L’acmé du chant français
    Dépassés l’amusement d’un Casanova à l’Opéra de Paris sur la façon française de chanter, ou les sarcasmes d’un Rousseau sur l’« urlo francese », ‘le hurlement français’, oubliées les failles d’une certaine école aujourd’hui dépassées par la jeune génération, on peut encore dire sans hésiter que la distribution entièrement française (la Québecoise Julie Boulianne ne nous en voudra pas de l'annexer à la famille) de cette production de Lakmé, du premier au dernier chanteur de l’œuvre, a représenté l’acmé, un sommet sans doute du chant français dans sa plus belle expression d’élégance, de clarté, de diction : un bonheur. Une réussite chorale d’une équipe, un trio de trois talentueuses femmes aux lumières près (et l’on n’oublie pas le chœur bien mené) au service d’une musique française raffinée et délicate, d’un exotisme de bon ton, mais bon teint, efficace sans démonstration, aussi évanescente parfois que l’héroïne rêveuse, efflorescente non seulement de tant de fleurs évoquées, effeuillées par Lakmé et Mallika  dans leur duo poétique et charmeur, mais au lyrisme fleuri de vocalises en guirlandes : fleur du beau, du bien mais aussi du mal puisque la jeune fille en fleur se donne la mort en mangeant la datura fatale.
      Avec humour, Julie Pasturaud campe l'opulente Mistress Bentson, so british par le rôle et ses études musicales, son habitude de Glyndebourne, d'une belle voix grave, pleine d'autoritaire séduction. Chloé Briot est une bien jolie, piquante et pimpante Miss Rose rousse, parée d'un joli timbre de soprano ; à Miss Ellen, Ludivine Gombert apporte une gravité et une profondeur sensibles et cette pureté de timbre donne au personnage la dignité de victime collatérale des amours exotiques de son fiancé Gérald. Duettiste dans le fameux duo des fleurs, Julianne Boulianne, Mallika au timbre tendre et voluptueux séduit d'emblée la salle.
Comparses, figures éphémères, mais sans lesquelles le spectacle n'existe pas, on salue Patrice Laulan, Cyril Héritier, Xavier Seince, respectivement un Chinois, un Dombien, un Kouravar, la diversité ethnique dans cette œuvre au fort parfum xénophobe. Déjà salué à Toulon et remarqué à Marseille dans Orphée aux Enfers, dans le rôle du fidèle serviteur Hadji, dévoué à sa maîtresse dont on croit sentir qu'il est amoureux, Loïc Félix, dans sa seule phrase d'importance, sans presque rien d'autre pour imposer son rôle, impose encore la beauté de son phrasé et de son timbre. Que dire de nouveau, sans se répéter, de Christophe Gay en Frédéric? Baryton à la sonore voix, plein d'allant et de prestance, il est juste dans quelque rôle que ce soit tout en restant lui-même, élégante allure et sympathique figure. Nicolas Cavallier, voix de tonnerre contre les occupants impies, adoucie de tendresse paternelle et amoureuse dans « Lakmé, ton doux regard se voile… », est un effrayant fanatique foudroyant dans la scène du complot, glacial à la mort de sa fille aussitôt sublimée par la foi.

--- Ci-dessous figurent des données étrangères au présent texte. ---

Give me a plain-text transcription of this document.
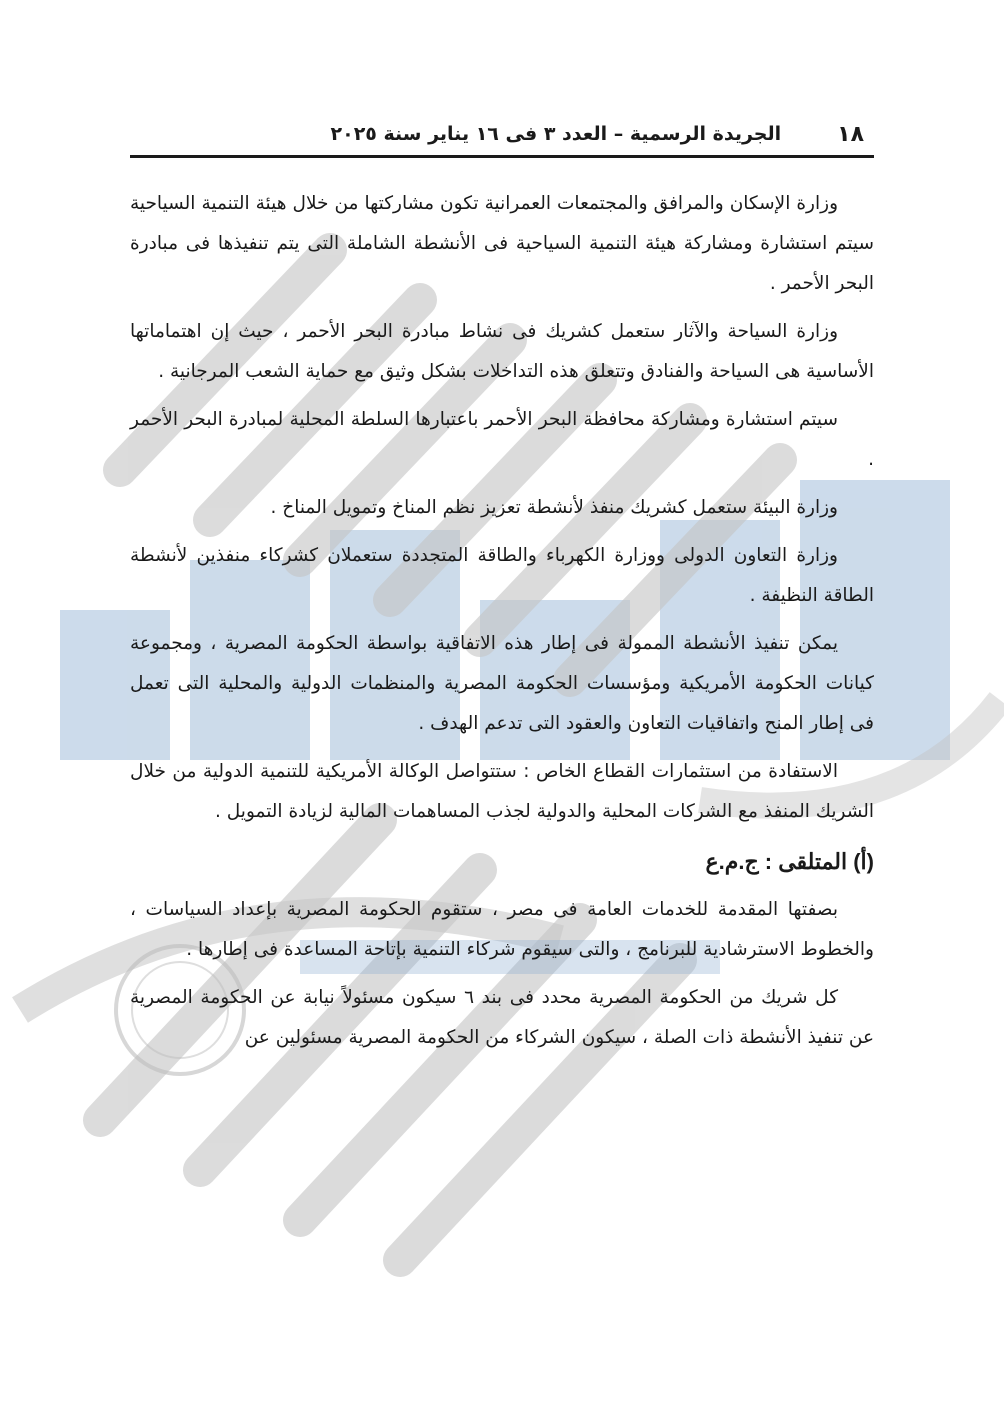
١٨
الجريدة الرسمية – العدد ٣ فى ١٦ يناير سنة ٢٠٢٥

وزارة الإسكان والمرافق والمجتمعات العمرانية تكون مشاركتها من خلال هيئة التنمية السياحية سيتم استشارة ومشاركة هيئة التنمية السياحية فى الأنشطة الشاملة التى يتم تنفيذها فى مبادرة البحر الأحمر .

وزارة السياحة والآثار ستعمل كشريك فى نشاط مبادرة البحر الأحمر ، حيث إن اهتماماتها الأساسية هى السياحة والفنادق وتتعلق هذه التداخلات بشكل وثيق مع حماية الشعب المرجانية .

سيتم استشارة ومشاركة محافظة البحر الأحمر باعتبارها السلطة المحلية لمبادرة البحر الأحمر .

وزارة البيئة ستعمل كشريك منفذ لأنشطة تعزيز نظم المناخ وتمويل المناخ .

وزارة التعاون الدولى ووزارة الكهرباء والطاقة المتجددة ستعملان كشركاء منفذين لأنشطة الطاقة النظيفة .

يمكن تنفيذ الأنشطة الممولة فى إطار هذه الاتفاقية بواسطة الحكومة المصرية ، ومجموعة كيانات الحكومة الأمريكية ومؤسسات الحكومة المصرية والمنظمات الدولية والمحلية التى تعمل فى إطار المنح واتفاقيات التعاون والعقود التى تدعم الهدف .

الاستفادة من استثمارات القطاع الخاص : ستتواصل الوكالة الأمريكية للتنمية الدولية من خلال الشريك المنفذ مع الشركات المحلية والدولية لجذب المساهمات المالية لزيادة التمويل .

(أ) المتلقى : ج.م.ع

بصفتها المقدمة للخدمات العامة فى مصر ، ستقوم الحكومة المصرية بإعداد السياسات ، والخطوط الاسترشادية للبرنامج ، والتى سيقوم شركاء التنمية بإتاحة المساعدة فى إطارها .

كل شريك من الحكومة المصرية محدد فى بند ٦ سيكون مسئولاً نيابة عن الحكومة المصرية عن تنفيذ الأنشطة ذات الصلة ، سيكون الشركاء من الحكومة المصرية مسئولين عن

    Nous suivons depuis longtemps, avec bonheur et admiration, l'évolution, de l'opérette à l'opéra, de Florian Laconi passant, de ténor léger de ses débuts au ténor lyrique d'aujourd'hui, laissant pressentir, pour l'égalité du timbre dans tous les registres, le lirico spinto puccinien. Justement, c'est la puissance actuelle de sa voix qui semble contredire au rôle subtil de Gérald : la tradition française de l'Opéra-Comique attend une variation dans les couleurs, des passages du registre de poitrine aux piano de la voix mixte, surtout dans son premier air, une rêverie.  Mais Laconi, comme encombré de sa voix, demeure pratiquement dans le registre héroïque, dans une constante vaillance qui n'est pas de mise, de mise en scène nuancée comme celle-ci, et, en guise de demi-teintes donne des demi-fortes. C'est peut-être un Pinkerton du Middle West mais guère un Gérald victorien, passé sans doute par Oxford. On se dit alors que cet assaut viril de voix accuse la choc de civilisation avec la délicatesse indienne de l'héroïne.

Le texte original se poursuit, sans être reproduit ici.